Stephen Gill and Duncan Wu, in their introduction to William Wordsworth's Selected Poetry published by Oxford World's Classics, say that in Wordsworth's philosophical verse ...the universe is not mechanical and dead, but alive and vitally connected with the human mind; awakened consciousness leads to an awakened moral sense and must lead to communion with the divine. In the profoundest sense, love of nature leads to love of Man and awareness of God.
This comes from the famous Ode: Not in entire forgetfulness,/And not in utter nakedness,/But trailing clouds of glory do we come/From God, who is our home:/Heaven lies about us in our infancy!
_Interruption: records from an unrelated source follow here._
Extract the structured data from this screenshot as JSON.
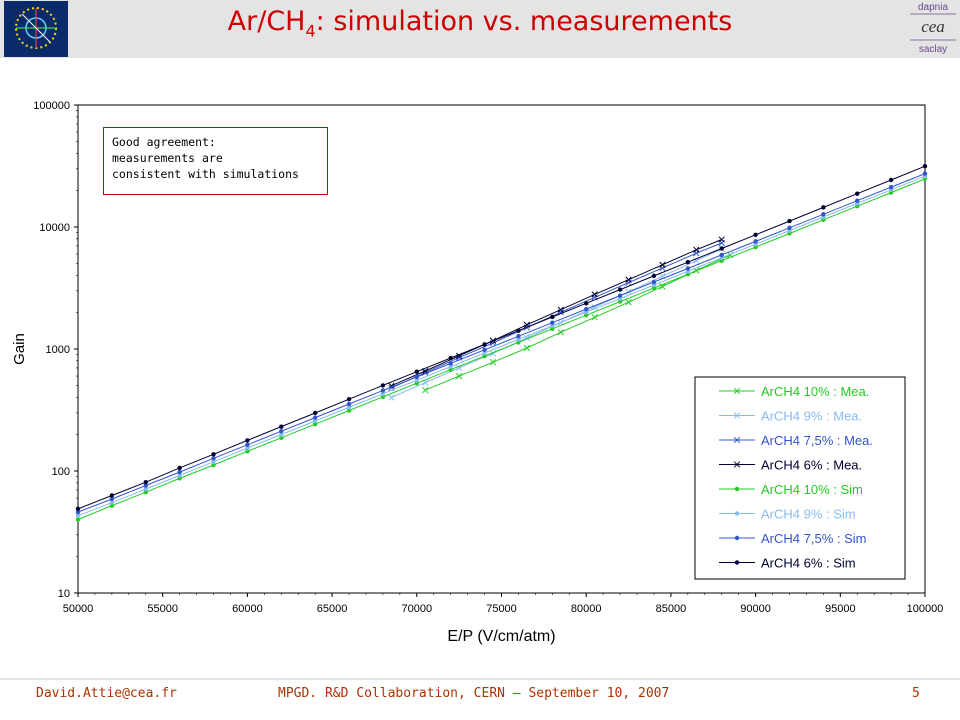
{
  "header": {
    "title_main": "Ar/CH",
    "title_sub": "4",
    "title_rest": ": simulation vs. measurements",
    "logo_right_lines": [
      "dapnia",
      "cea",
      "saclay"
    ]
  },
  "annotation": {
    "lines": [
      "Good agreement:",
      "measurements are",
      "consistent with simulations"
    ]
  },
  "footer": {
    "email": "David.Attie@cea.fr",
    "conference": "MPGD. R&D Collaboration, CERN – September 10, 2007",
    "page": "5"
  },
  "colors": {
    "title": "#cc0000",
    "footer_text": "#aa3300",
    "series_10": "#22cc22",
    "series_9": "#88bbee",
    "series_75": "#3355cc",
    "series_6": "#000033"
  },
  "chart_data": {
    "type": "line",
    "xlabel": "E/P (V/cm/atm)",
    "ylabel": "Gain",
    "xlim": [
      50000,
      100000
    ],
    "ylim": [
      10,
      100000
    ],
    "yscale": "log",
    "x_ticks": [
      "50000",
      "55000",
      "60000",
      "65000",
      "70000",
      "75000",
      "80000",
      "85000",
      "90000",
      "95000",
      "100000"
    ],
    "y_ticks": [
      "10",
      "100",
      "1000",
      "10000",
      "100000"
    ],
    "legend_position": "bottom-right",
    "series": [
      {
        "name": "ArCH4 10% : Mea.",
        "color": "#22cc22",
        "marker": "x",
        "x": [
          70500,
          72500,
          74500,
          76500,
          78500,
          80500,
          82500,
          84500,
          86500,
          88500
        ],
        "y": [
          460,
          600,
          780,
          1020,
          1370,
          1820,
          2420,
          3250,
          4400,
          5900
        ]
      },
      {
        "name": "ArCH4 9% : Mea.",
        "color": "#88bbee",
        "marker": "x",
        "x": [
          68500,
          70500,
          72500,
          74500,
          76500,
          78500,
          80500,
          82500,
          84500,
          86500,
          88000
        ],
        "y": [
          400,
          530,
          700,
          920,
          1230,
          1650,
          2200,
          2950,
          3950,
          5300,
          6600
        ]
      },
      {
        "name": "ArCH4 7,5% : Mea.",
        "color": "#3355cc",
        "marker": "x",
        "x": [
          68500,
          70500,
          72500,
          74500,
          76500,
          78500,
          80500,
          82500,
          84500,
          86500,
          88000
        ],
        "y": [
          480,
          640,
          850,
          1120,
          1500,
          2000,
          2650,
          3500,
          4600,
          6100,
          7400
        ]
      },
      {
        "name": "ArCH4 6% : Mea.",
        "color": "#000033",
        "marker": "x",
        "x": [
          68500,
          70500,
          72500,
          74500,
          76500,
          78500,
          80500,
          82500,
          84500,
          86500,
          88000
        ],
        "y": [
          500,
          660,
          880,
          1170,
          1580,
          2100,
          2800,
          3700,
          4900,
          6500,
          7900
        ]
      },
      {
        "name": "ArCH4 10% : Sim",
        "color": "#22cc22",
        "marker": "dot",
        "x": [
          50000,
          52000,
          54000,
          56000,
          58000,
          60000,
          62000,
          64000,
          66000,
          68000,
          70000,
          72000,
          74000,
          76000,
          78000,
          80000,
          82000,
          84000,
          86000,
          88000,
          90000,
          92000,
          94000,
          96000,
          98000,
          100000
        ],
        "y": [
          40,
          52,
          67,
          87,
          112,
          145,
          187,
          242,
          313,
          405,
          524,
          677,
          876,
          1132,
          1464,
          1893,
          2448,
          3165,
          4093,
          5293,
          6845,
          8852,
          11450,
          14810,
          19150,
          24800
        ]
      },
      {
        "name": "ArCH4 9% : Sim",
        "color": "#88bbee",
        "marker": "dot",
        "x": [
          50000,
          52000,
          54000,
          56000,
          58000,
          60000,
          62000,
          64000,
          66000,
          68000,
          70000,
          72000,
          74000,
          76000,
          78000,
          80000,
          82000,
          84000,
          86000,
          88000,
          90000,
          92000,
          94000,
          96000,
          98000,
          100000
        ],
        "y": [
          43,
          55,
          71,
          92,
          119,
          154,
          199,
          257,
          332,
          429,
          555,
          717,
          927,
          1198,
          1549,
          2002,
          2588,
          3345,
          4324,
          5590,
          7226,
          9341,
          12070,
          15610,
          20180,
          26100
        ]
      },
      {
        "name": "ArCH4 7,5% : Sim",
        "color": "#3355cc",
        "marker": "dot",
        "x": [
          50000,
          52000,
          54000,
          56000,
          58000,
          60000,
          62000,
          64000,
          66000,
          68000,
          70000,
          72000,
          74000,
          76000,
          78000,
          80000,
          82000,
          84000,
          86000,
          88000,
          90000,
          92000,
          94000,
          96000,
          98000,
          100000
        ],
        "y": [
          46,
          59,
          76,
          98,
          127,
          164,
          212,
          274,
          354,
          457,
          590,
          762,
          985,
          1272,
          1643,
          2122,
          2741,
          3540,
          4572,
          5905,
          7627,
          9851,
          12720,
          16430,
          21220,
          27400
        ]
      },
      {
        "name": "ArCH4 6% : Sim",
        "color": "#000033",
        "marker": "dot",
        "x": [
          50000,
          52000,
          54000,
          56000,
          58000,
          60000,
          62000,
          64000,
          66000,
          68000,
          70000,
          72000,
          74000,
          76000,
          78000,
          80000,
          82000,
          84000,
          86000,
          88000,
          90000,
          92000,
          94000,
          96000,
          98000,
          100000
        ],
        "y": [
          49,
          63,
          81,
          106,
          137,
          178,
          231,
          299,
          388,
          503,
          651,
          843,
          1091,
          1413,
          1830,
          2370,
          3069,
          3975,
          5148,
          6667,
          8634,
          11180,
          14480,
          18750,
          24290,
          31500
        ]
      }
    ]
  }
}
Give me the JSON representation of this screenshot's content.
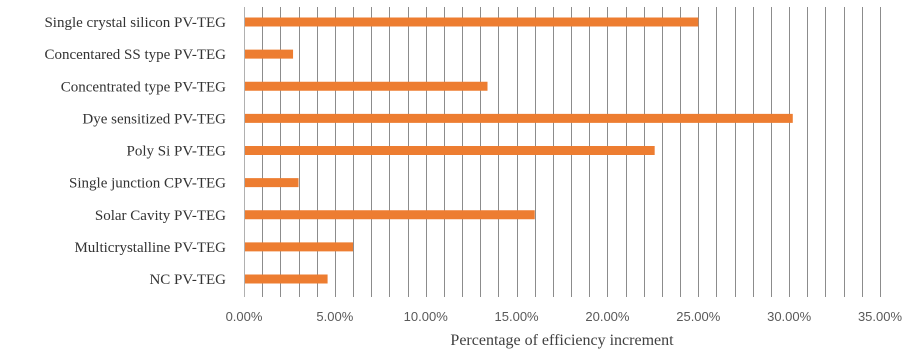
{
  "chart_data": {
    "type": "bar",
    "orientation": "horizontal",
    "categories": [
      "Single crystal silicon PV-TEG",
      "Concentared SS type PV-TEG",
      "Concentrated type PV-TEG",
      "Dye sensitized PV-TEG",
      "Poly Si PV-TEG",
      "Single junction CPV-TEG",
      "Solar Cavity PV-TEG",
      "Multicrystalline PV-TEG",
      "NC PV-TEG"
    ],
    "values": [
      0.25,
      0.027,
      0.134,
      0.302,
      0.226,
      0.03,
      0.16,
      0.06,
      0.046
    ],
    "xlabel": "Percentage of efficiency increment",
    "ylabel": "",
    "xlim": [
      0,
      0.35
    ],
    "x_ticks": [
      0,
      0.05,
      0.1,
      0.15,
      0.2,
      0.25,
      0.3,
      0.35
    ],
    "x_tick_labels": [
      "0.00%",
      "5.00%",
      "10.00%",
      "15.00%",
      "20.00%",
      "25.00%",
      "30.00%",
      "35.00%"
    ],
    "grid": true,
    "legend": "none",
    "bar_color": "#ED7D31"
  }
}
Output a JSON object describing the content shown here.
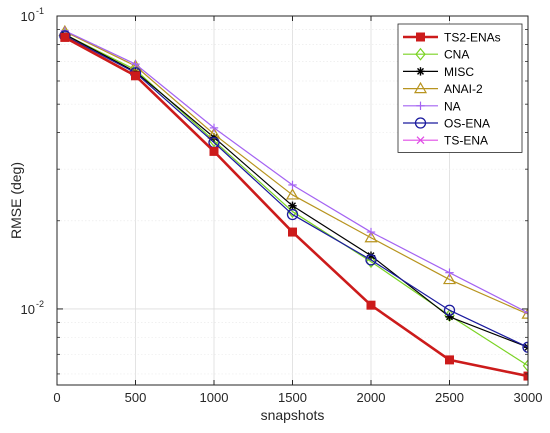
{
  "chart_data": {
    "type": "line",
    "title": "",
    "xlabel": "snapshots",
    "ylabel": "RMSE (deg)",
    "xscale": "linear",
    "yscale": "log",
    "xlim": [
      0,
      3000
    ],
    "ylim": [
      0.0055,
      0.1
    ],
    "grid": true,
    "legend_position": "top-right",
    "x_ticks": [
      0,
      500,
      1000,
      1500,
      2000,
      2500,
      3000
    ],
    "x_tick_labels": [
      "0",
      "500",
      "1000",
      "1500",
      "2000",
      "2500",
      "3000"
    ],
    "y_major_ticks": [
      {
        "value": 0.01,
        "base": "10",
        "exp": "-2"
      },
      {
        "value": 0.1,
        "base": "10",
        "exp": "-1"
      }
    ],
    "y_minor_ticks": [
      0.006,
      0.007,
      0.008,
      0.009,
      0.02,
      0.03,
      0.04,
      0.05,
      0.06,
      0.07,
      0.08,
      0.09
    ],
    "x": [
      50,
      500,
      1000,
      1500,
      2000,
      2500,
      3000
    ],
    "series": [
      {
        "name": "CNA",
        "color": "#7ad323",
        "marker": "diamond",
        "width": 1.2,
        "values": [
          0.0865,
          0.0655,
          0.0375,
          0.0215,
          0.0145,
          0.0095,
          0.0064
        ]
      },
      {
        "name": "MISC",
        "color": "#000000",
        "marker": "asterisk",
        "width": 1.2,
        "values": [
          0.0865,
          0.0645,
          0.0385,
          0.0225,
          0.0152,
          0.0094,
          0.0074
        ]
      },
      {
        "name": "ANAI-2",
        "color": "#b8941f",
        "marker": "triangle",
        "width": 1.2,
        "values": [
          0.0885,
          0.0675,
          0.0395,
          0.0245,
          0.0175,
          0.0126,
          0.0096
        ]
      },
      {
        "name": "NA",
        "color": "#a463f2",
        "marker": "plus",
        "width": 1.2,
        "values": [
          0.089,
          0.0685,
          0.0415,
          0.0265,
          0.0183,
          0.0133,
          0.0097
        ]
      },
      {
        "name": "OS-ENA",
        "color": "#1a1a9e",
        "marker": "circle",
        "width": 1.2,
        "values": [
          0.0855,
          0.064,
          0.037,
          0.021,
          0.0147,
          0.0099,
          0.0074
        ]
      },
      {
        "name": "TS-ENA",
        "color": "#e04ce6",
        "marker": "x",
        "width": 1.2,
        "values": [
          0.0845,
          0.0625,
          0.0345,
          0.0183,
          0.0103,
          0.0067,
          0.0059
        ]
      },
      {
        "name": "TS2-ENAs",
        "color": "#cc1b1b",
        "marker": "square",
        "width": 2.6,
        "values": [
          0.0845,
          0.0625,
          0.0345,
          0.0183,
          0.0103,
          0.0067,
          0.0059
        ]
      }
    ],
    "legend_order": [
      "TS2-ENAs",
      "CNA",
      "MISC",
      "ANAI-2",
      "NA",
      "OS-ENA",
      "TS-ENA"
    ]
  }
}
And, in conclusion, this is taken from the last section of Lines Written A Few Miles Above Tintern Abbey - addressed to Dorothy, Wordsworth's beloved sister and walking companion:
Therefore let the moon/Shine on thee in thy solitary walk;/And let the misty mountain winds be free/To blow against thee; and in after years,/When these wild ecstasies shall be matured/Into a sober pleasure, when thy mind/Shall be a mansion for all lovely forms,/Thy memory be as a dwelling-place/For all sweet sounds and harmonies; Oh! then,/If solitude, or fear, or pain, or grief,/Should be thy portion, with what healing thoughts/Of tender joy wilt thou remember me,/And these my exhortations!